Compliance oversight is perhaps the most thankless job for cloud engineers today. For most, it's a relentless cycle of manual checks, chasing forgotten settings, and cleaning up temporary access accounts before they turn into audit nightmares. Many teams spend so much time on support issues and routine workflows that they barely have time to focus on more innovative work, like cloud engineering.
Fortunately for them, a new class of agentic AI is emerging to take on the menial compliance tasks holding most engineers back. Like tireless, autonomous copilots, AI agents can patrol cloud environments 24/7, catching errors in real time and correcting them before they cause harm. Some industry experts say the technology will be a force multiplier for engineers, especially in SRE environments.

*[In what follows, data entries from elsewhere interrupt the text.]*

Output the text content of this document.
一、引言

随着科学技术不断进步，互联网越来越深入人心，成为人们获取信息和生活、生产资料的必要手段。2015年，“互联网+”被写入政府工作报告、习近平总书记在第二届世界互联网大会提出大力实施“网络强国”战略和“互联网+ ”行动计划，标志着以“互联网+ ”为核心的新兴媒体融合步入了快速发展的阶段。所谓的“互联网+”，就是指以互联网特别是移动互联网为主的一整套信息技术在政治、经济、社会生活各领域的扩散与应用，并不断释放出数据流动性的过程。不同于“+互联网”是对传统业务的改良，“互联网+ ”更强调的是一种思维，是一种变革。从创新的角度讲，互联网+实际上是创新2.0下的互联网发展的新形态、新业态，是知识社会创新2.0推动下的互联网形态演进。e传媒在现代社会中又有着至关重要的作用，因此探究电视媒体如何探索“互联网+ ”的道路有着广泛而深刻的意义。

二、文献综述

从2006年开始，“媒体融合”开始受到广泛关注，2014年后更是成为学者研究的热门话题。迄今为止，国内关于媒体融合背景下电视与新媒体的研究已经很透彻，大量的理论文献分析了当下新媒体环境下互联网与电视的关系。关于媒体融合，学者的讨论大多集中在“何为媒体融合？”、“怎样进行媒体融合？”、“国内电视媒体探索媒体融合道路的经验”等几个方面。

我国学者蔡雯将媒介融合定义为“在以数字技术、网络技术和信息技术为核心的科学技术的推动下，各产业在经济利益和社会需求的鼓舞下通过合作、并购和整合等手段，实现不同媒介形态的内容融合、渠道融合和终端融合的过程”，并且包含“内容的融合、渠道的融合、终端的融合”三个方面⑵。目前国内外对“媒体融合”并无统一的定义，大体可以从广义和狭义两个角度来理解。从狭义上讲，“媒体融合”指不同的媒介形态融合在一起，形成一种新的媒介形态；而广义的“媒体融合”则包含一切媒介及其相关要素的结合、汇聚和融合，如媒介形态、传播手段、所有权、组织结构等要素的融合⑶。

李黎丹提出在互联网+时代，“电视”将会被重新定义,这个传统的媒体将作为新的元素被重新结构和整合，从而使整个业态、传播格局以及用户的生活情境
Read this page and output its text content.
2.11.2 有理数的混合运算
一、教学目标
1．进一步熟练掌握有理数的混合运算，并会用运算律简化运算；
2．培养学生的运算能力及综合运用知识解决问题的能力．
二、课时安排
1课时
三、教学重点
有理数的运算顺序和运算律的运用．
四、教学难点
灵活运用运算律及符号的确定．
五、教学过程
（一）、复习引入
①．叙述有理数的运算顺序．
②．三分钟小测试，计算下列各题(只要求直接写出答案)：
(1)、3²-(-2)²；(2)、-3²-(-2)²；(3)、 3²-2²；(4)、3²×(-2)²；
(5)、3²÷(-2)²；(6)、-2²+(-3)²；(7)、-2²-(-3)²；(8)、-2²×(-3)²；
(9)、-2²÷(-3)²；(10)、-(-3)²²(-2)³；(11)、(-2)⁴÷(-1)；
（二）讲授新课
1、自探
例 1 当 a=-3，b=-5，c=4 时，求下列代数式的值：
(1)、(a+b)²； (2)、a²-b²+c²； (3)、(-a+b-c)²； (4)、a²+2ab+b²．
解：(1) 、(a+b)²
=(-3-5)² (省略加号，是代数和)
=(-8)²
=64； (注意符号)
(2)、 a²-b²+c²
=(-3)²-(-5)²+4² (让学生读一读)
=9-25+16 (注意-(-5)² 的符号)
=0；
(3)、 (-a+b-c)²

We spoke with Arun Asok Kumar, Director of Cloud Infrastructure at Deepwatch, a precision Managed Detection Response provider, and former Senior Manager of Cloud and DevOps at PwC. With years of experience leading cloud transformation and security programs, Kumar has been on the front lines of building secure, compliant, and high-performing cloud infrastructures across enterprise environments for nearly two decades. For Kumar, the promise of agentic AI is less about replacing cloud engineers and more about liberating them.
Agents as freedom, not foe: "My staff do not have time to spend on what I would call 'admin-related activity.' If AI agents can handle it, then they should." However, rather than take jobs away from humans, Kumar said, the goal of agentic AI should be "helping humans do more meaningful work by eliminating the redundant tasks most people don't want to do anyway."
Kumar’s philosophy is grounded in the reality most cloud teams experience today. His work with complex compliance standards like NIST, SOC 2, and ISO 27001 lends an especially unique perspective on the transformative potential of agentic AI. In the high-stakes world of SOC 2 compliance, for instance, Kumar described a domain where even minor human errors can lead to major audit failures. But he also saw firsthand how much time teams spent "babysitting these accidental human errors." To solve this bottleneck, he developed a proof-of-concept AI agent designed to act as an autonomous compliance guardian for Azure environments.
The 24/7 compliance copilot: "One of the most important compliance requirements for SOC 2 is that all data services must have geographical redundancy," Kumar said. As an example, he pointed to a common scenario in which engineers might "create a database but forget to click the checkbox that enables Geo-Redundant Storage." Usually, that type of error is discovered only during quarterly audits. However, the agent Kumar built runs continuously, scanning the environment for such an error. "If it sees a storage account without GRS enabled, it can go ahead and make that change in the production environment where it's enabled."
From detection to resolution: Beyond infrastructure settings, the agent Kumar built also extends to security and access management. "Let's say someone was granted access for troubleshooting purposes, but those permissions weren't removed after a specific amount of time. If the agent sees a new user in the portal without approval, it can check its back-end algorithm to verify pre-approval. Without it, the agent can remove the unauthenticated user and create an ITSM ticket to explain why that decision was made."
Yet, despite the transformative potential of agentic AI, allowing any technology to take independent actions in a production environment should also raise questions about trust and control. To adopt these tools successfully, Kumar stressed, organizations must fall back on fundamental enterprise security practices instead of abandoning them.
Trust via due diligence: The key is selective governance over which tools are let through the door. "Choosing the right vendors is very important. Conduct a thorough vendor evaluation, perform a penetration test, and request a compliance report. Most importantly, establish restrictions on the AI tools your team can use. Are those approved tools? Are they backed by pre-approved vendors? Am I using an agent backed by Microsoft, or is it an open-source agent that could take data and upload it somewhere else?"
Making this diligence more complex is what Kumar called the "race towards agentic AI." In his view, the chaotic, fast-moving market for AI tools is one of the most underestimated challenges for most leaders today.
The political tool race: A mix of internal and external interests that often have little to do with solving a real business problem adds pressure on leaders to select the right tool. "There is a plethora of tools out there right now. What's best-in-class today can be easily replaced by something better tomorrow." Unfortunately, this uncertainty creates a less-than-ideal environment for making long-term strategic decisions. "It's not about comfort and convenience right now. It's about proving your company is miles ahead of the competition in this race for power."
While potentially transformative, Kumar also sees agentic AI as just the latest wave in a series of technological booms. In his view, leaders should focus less on mastering AI and more on building organizations that are resilient enough to withstand whatever comes next. "I'm excited about the next big thing after AI. It's exciting to know that what we're doing right now will be eclipsed by something else in just five or ten years."